The goal of this analysis was to jump into my first foray into text analysis using data from someone I was pretty familiar with, my brother (aka Obdurate). Whenever we see movies, especially together, we like to discuss our thoughts and our ratings for the movies to see how we agree/disagree with the other’s comments.
Using the data from his Criticker account, I explored his 1900+ movie reviews using Sentiment Analysis in R. Sentiment analysis is used to identify the overall sentiment in a text data set.
The raw data was accessed March 29th, 2017 and can be found on my Github page, along with the associated R code so you can reproduce my analysis.
First, let’s take a look at the individual words used in Obdurate’s reviews, and their frequency counts. I used tokenization (create one word per row) using the tidytext package, and removed unnecessary words (stop words) like “the” and “of” from the dataset because they are not useful or interesting for my purposes.

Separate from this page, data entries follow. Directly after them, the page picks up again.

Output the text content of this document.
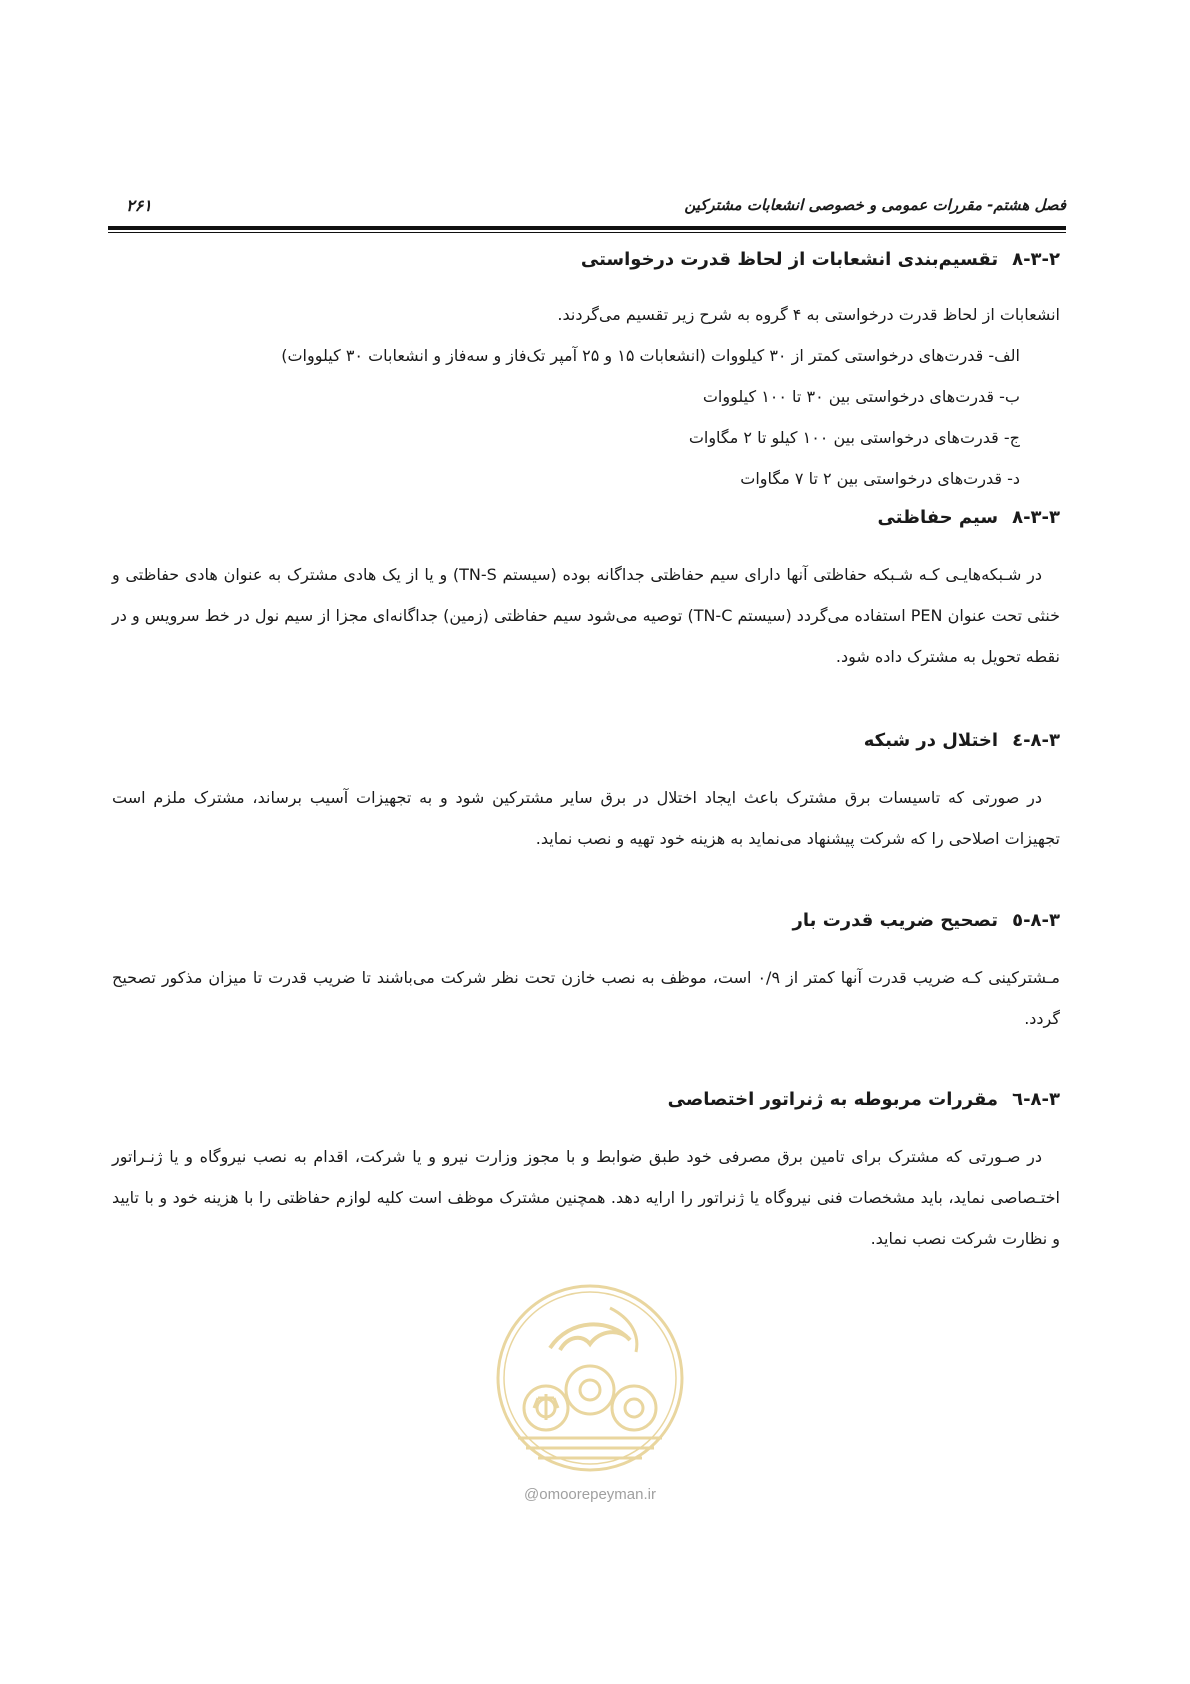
فصل هشتم- مقررات عمومی و خصوصی انشعابات مشترکین
۲۶۱
۸-۳-۲تقسیم‌بندی انشعابات از لحاظ قدرت درخواستی

انشعابات از لحاظ قدرت درخواستی به ۴ گروه به شرح زیر تقسیم می‌گردند.

الف- قدرت‌های درخواستی کمتر از ۳۰ کیلووات (انشعابات ۱۵ و ۲۵ آمپر تک‌فاز و سه‌فاز و انشعابات ۳۰ کیلووات)
ب- قدرت‌های درخواستی بین ۳۰ تا ۱۰۰ کیلووات
ج- قدرت‌های درخواستی بین ۱۰۰ کیلو تا ۲ مگاوات
د- قدرت‌های درخواستی بین ۲ تا ۷ مگاوات
۸-۳-۳سیم حفاظتی

در شـبکه‌هایـی کـه شـبکه حفاظتی آنها دارای سیم حفاظتی جداگانه بوده (سیستم TN-S) و یا از یک هادی مشترک به عنوان هادی حفاظتی و خنثی تحت عنوان PEN استفاده می‌گردد (سیستم TN-C) توصیه می‌شود سیم حفاظتی (زمین) جداگانه‌ای مجزا از سیم نول در خط سرویس و در نقطه تحویل به مشترک داده شود.

۸-۳-٤اختلال در شبکه

در صورتی که تاسیسات برق مشترک باعث ایجاد اختلال در برق سایر مشترکین شود و به تجهیزات آسیب برساند، مشترک ملزم است تجهیزات اصلاحی را که شرکت پیشنهاد می‌نماید به هزینه خود تهیه و نصب نماید.

۸-۳-٥تصحیح ضریب قدرت بار

مـشترکینی کـه ضریب قدرت آنها کمتر از ۰/۹ است، موظف به نصب خازن تحت نظر شرکت می‌باشند تا ضریب قدرت تا میزان مذکور تصحیح گردد.

۸-۳-٦مقررات مربوطه به ژنراتور اختصاصی

در صـورتی که مشترک برای تامین برق مصرفی خود طبق ضوابط و با مجوز وزارت نیرو و یا شرکت، اقدام به نصب نیروگاه و یا ژنـراتور اختـصاصی نماید، باید مشخصات فنی نیروگاه یا ژنراتور را ارایه دهد. همچنین مشترک موظف است کلیه لوازم حفاظتی را با هزینه خود و با تایید و نظارت شرکت نصب نماید.

@omoorepeyman.ir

The plot shows the highest frequency words used, that have greater than 150 occurrences within the reviews. Not surprisingly, the most popular word by far was “movie”, and similar words like “movies” and “film” are also very popular. Just from looking at the most frequent words, you can already see some positive words like “pretty” and “love” and even a negative word “bad.”
Now for a comparison between the positive and negative words. The lexicon used for this analysis was generated through crowdsourcing, or through the labor of one of the authors that created the tidytext package used in the sentiment analysis. The construct was then validated against another form of crowdsourcing like restaurant reviews.
Plotted below is a word cloud that plots the top 100 words, and colors based on whether they are positive or negative. The larger the word, the more times it was used. Note, the size of a word in one category cannot be directly compared to the size of a word in the other category.
Taking a closer look, here are the top 10 negative and positive words.
There are some anomalies in the data, for example, “funny” and “plot”, which are classified as negative words. Plot would be classified as a negative word because the lexicon thinks it’s a secret plan by a group of people to do something illegal, instead of the main events of a movie. This is probably because the lexicon I used was not specifically for movie reviews, but rather restaurant reviews. On the other side, the positive words all look legitimate.
Looking at the frequencies of the positive and negative words, it appears that Obdurate’s reviews are mostly positive. For fun, let’s test this theory by plotting the frequency of his review scores, but first a quick blurb on how Obdurate review scoring system works.
Obdurate reviews on a 100-point scoring system, but the methodology of assigning a score has changed over time. He used to assign scores such as “82” but realized he could not really describe what makes an “82” worse than an “83”, and has abandoned it. The simplified version scores uses increments of 5. So, the “82” would most likely be an “80” while “83” would turn into an “80” or “85”
As suspected, the majority of Obdurate’s ratings are positive with a median score of 77, and a mean of 71. Note, Obdurate’s ratings between 50-59 Obdurate describes as “on the fence”, which translates to he likes it but probably would not recommend it to others, so every score 50 or both can be classified as “positive” or that he “liked” the movie.